The joke that sparked Keith Richards and Tom Waits’ friendship

News The joke that sparked Keith Richards and Tom Waits’ friendship

The musical collaboration between Keith Richards and Tom Waits has endured for almost four decades. It wasn’t until both artists had firmly established themselves – Richards with The Rolling Stones and Waits navigating the singer-songwriter movement of the 1970s – that they joined forces.

The mutual appreciation for traditional American musical genres eventually united Richards and Waits for the first time on Waits’ seminal 1985 album, Rain Dogs. “There was something in there that I thought he would understand,” Waits later explained, adding: “I picked out a couple of songs that I thought he would understand, and he did. He’s got a great voice, and he’s just a great spirit in the studio. He’s very spontaneous, he moves like some kind of animal.”

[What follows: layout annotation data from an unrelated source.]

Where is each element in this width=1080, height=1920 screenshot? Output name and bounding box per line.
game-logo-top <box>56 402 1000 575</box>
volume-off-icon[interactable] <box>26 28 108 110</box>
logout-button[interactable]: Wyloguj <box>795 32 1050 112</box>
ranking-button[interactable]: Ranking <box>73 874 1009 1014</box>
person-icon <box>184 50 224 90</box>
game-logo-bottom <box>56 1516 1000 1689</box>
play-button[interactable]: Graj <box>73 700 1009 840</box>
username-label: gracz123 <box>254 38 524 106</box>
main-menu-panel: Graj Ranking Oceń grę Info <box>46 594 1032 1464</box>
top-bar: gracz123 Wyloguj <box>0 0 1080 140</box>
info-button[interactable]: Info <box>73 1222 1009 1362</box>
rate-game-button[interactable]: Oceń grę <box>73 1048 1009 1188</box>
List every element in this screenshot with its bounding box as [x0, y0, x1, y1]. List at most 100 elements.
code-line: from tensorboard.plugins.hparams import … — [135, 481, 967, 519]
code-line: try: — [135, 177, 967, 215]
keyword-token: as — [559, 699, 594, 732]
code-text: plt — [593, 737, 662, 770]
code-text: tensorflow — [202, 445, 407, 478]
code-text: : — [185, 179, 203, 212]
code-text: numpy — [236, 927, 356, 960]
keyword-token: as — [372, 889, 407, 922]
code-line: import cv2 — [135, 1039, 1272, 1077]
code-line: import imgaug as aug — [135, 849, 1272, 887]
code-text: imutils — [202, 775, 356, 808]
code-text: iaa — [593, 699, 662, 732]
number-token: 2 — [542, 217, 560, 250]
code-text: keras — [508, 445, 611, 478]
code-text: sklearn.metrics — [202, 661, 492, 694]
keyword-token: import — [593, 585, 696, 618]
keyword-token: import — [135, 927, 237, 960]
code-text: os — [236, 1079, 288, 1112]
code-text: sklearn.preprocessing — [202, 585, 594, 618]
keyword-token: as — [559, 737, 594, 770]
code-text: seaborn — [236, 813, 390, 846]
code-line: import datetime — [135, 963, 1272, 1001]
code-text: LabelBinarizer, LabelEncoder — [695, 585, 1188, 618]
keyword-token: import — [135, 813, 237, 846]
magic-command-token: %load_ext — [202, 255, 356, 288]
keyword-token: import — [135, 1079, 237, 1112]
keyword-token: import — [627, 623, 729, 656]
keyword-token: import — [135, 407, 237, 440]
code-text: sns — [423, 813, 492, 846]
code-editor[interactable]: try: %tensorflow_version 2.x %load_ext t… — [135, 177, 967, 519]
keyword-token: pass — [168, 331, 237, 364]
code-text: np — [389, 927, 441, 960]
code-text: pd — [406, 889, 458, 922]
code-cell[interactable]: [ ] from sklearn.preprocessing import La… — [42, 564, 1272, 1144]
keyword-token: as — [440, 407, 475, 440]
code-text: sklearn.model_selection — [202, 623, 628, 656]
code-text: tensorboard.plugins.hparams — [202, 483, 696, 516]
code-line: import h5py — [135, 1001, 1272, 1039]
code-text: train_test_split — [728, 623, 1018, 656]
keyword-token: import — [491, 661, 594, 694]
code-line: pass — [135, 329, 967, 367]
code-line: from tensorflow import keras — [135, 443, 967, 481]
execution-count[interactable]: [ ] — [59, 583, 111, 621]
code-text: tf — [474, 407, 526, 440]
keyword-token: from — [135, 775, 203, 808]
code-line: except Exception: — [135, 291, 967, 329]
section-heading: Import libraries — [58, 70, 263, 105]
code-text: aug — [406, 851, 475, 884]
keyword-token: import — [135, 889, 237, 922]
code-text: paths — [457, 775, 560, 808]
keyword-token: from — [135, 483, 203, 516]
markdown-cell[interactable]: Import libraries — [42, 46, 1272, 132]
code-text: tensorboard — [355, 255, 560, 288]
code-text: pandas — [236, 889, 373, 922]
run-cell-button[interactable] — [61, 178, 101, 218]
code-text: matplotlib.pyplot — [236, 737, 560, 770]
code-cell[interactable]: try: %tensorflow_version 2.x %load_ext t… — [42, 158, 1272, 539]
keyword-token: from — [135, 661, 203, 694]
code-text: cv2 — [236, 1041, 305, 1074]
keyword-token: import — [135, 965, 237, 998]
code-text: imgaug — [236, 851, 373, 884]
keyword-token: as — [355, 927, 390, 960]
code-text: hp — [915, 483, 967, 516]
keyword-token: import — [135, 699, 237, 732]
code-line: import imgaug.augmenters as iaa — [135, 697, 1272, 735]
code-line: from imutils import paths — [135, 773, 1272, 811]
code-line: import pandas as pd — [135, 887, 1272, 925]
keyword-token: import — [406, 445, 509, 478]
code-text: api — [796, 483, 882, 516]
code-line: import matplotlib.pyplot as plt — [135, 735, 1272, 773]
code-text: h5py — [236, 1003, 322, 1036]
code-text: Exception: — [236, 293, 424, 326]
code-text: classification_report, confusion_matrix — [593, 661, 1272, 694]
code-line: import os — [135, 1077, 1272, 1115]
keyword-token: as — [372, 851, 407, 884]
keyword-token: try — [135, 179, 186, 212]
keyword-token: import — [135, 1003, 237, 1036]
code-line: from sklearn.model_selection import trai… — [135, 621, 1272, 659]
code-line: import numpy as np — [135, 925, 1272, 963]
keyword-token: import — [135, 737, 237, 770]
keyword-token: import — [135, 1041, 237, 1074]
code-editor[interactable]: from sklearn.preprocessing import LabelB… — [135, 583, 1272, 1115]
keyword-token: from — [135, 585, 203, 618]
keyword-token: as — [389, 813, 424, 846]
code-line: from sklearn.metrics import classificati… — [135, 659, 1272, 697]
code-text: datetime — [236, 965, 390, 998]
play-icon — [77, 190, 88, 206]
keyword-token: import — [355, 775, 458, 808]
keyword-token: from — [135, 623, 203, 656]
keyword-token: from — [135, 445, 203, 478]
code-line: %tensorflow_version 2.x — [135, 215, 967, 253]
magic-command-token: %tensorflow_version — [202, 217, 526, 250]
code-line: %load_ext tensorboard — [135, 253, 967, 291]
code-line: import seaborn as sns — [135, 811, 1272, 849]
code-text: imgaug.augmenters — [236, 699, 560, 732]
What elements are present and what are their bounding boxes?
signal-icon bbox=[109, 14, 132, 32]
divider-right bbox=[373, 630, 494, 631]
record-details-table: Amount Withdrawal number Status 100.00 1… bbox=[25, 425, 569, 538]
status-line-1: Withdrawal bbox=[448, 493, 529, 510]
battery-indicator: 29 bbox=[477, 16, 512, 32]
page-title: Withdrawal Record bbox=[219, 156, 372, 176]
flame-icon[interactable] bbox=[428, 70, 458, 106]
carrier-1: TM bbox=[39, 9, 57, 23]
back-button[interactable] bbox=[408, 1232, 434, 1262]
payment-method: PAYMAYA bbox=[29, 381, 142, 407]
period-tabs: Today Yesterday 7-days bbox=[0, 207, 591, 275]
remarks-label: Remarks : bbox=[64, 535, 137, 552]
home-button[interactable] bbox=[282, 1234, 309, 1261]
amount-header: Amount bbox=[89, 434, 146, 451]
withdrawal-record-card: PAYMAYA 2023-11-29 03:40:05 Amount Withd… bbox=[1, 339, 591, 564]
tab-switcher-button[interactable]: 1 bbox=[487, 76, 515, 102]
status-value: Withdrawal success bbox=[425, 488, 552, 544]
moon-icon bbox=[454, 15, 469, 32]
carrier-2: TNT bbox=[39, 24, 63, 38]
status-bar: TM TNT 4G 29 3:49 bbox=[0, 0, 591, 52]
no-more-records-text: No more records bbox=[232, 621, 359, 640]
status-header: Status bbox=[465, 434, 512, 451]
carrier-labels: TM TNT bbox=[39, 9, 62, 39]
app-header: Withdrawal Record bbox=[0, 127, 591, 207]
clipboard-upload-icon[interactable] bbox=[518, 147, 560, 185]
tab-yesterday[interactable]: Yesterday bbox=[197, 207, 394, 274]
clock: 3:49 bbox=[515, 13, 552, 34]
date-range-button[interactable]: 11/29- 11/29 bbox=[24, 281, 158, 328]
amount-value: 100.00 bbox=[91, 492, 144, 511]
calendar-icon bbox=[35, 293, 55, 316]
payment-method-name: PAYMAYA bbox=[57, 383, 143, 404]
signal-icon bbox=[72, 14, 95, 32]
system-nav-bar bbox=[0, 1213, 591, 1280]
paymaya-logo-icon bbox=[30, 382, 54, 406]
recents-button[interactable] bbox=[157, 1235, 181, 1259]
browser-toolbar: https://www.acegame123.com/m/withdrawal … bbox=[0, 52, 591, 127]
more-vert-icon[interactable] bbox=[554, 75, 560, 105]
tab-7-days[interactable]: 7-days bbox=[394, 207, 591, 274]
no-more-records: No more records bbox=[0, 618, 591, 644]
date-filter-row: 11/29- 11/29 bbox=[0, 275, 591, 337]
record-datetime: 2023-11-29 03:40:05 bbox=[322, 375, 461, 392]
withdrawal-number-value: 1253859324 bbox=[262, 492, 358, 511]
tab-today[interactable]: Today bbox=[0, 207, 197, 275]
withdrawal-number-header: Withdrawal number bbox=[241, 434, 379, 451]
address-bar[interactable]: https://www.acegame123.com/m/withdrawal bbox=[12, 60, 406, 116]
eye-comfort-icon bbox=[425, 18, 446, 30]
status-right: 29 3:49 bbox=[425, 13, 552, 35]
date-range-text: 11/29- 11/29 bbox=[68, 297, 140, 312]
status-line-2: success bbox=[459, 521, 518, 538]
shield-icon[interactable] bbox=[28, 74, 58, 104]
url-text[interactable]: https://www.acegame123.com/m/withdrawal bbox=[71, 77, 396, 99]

Waits swiftly reciprocated by lending his vocals as a backing vocalist on The Rolling Stones’ Dirty Work album the following year. The bond between Richards and Waits endured, leading to their collaboration on the co-written and duet track ‘That Feel’ from Waits’ 1992 album, Bone Machine. In 2011, Richards played a role in four songs on Waits’ 17th studio album, Bad As Me. Even after all those years, Richards maintained a profound connection with Waits’ music.

The foundation of their musical connection is rooted in a sincere and warm personal rapport. Richards characterises Waits as “a real rhythm man”, and in his characteristically idiosyncratic manner, Waits compares him to “a frying pan made from one piece of metal. He can heat it up really high and it won’t crack, it just changes colour.”

However, the very first rendezvous seemingly came to fruition due to a lighthearted joke suggested by Waits. “I said, ‘What about Keith Richards?’” Waits later recalled, putting forward Richards’ name as a potential collaborator on Rain Dogs. “I was just joking, but somebody went ahead and called him, and he said, ‘Yeah’. I said, ‘Now we’re really in trouble…’”

Richards then entered the New York studio, indulged in some Cutty Sark, and contributed to ‘Blind Love’, ‘Union Square’, and ‘Big Black Mariah’. Waits’ usual explanation was that the guitarist was settling a financial debt. However, the pair went on to develop a genuine, mutual connection as a result of realising their own shared passions for music and sonic exploration.

“Musically, what I noticed about Keith, is he’s really big on detail,” Waits added in the 2015 Netflix documentary Keith Richards: Under the Influence. “And you have to be if you’re an archaeologist. You insist on locality data, you know? Not only where something came from but what are the principles and properties of it. He’s like a London cabbie that has the knowledge; only he has that in music.”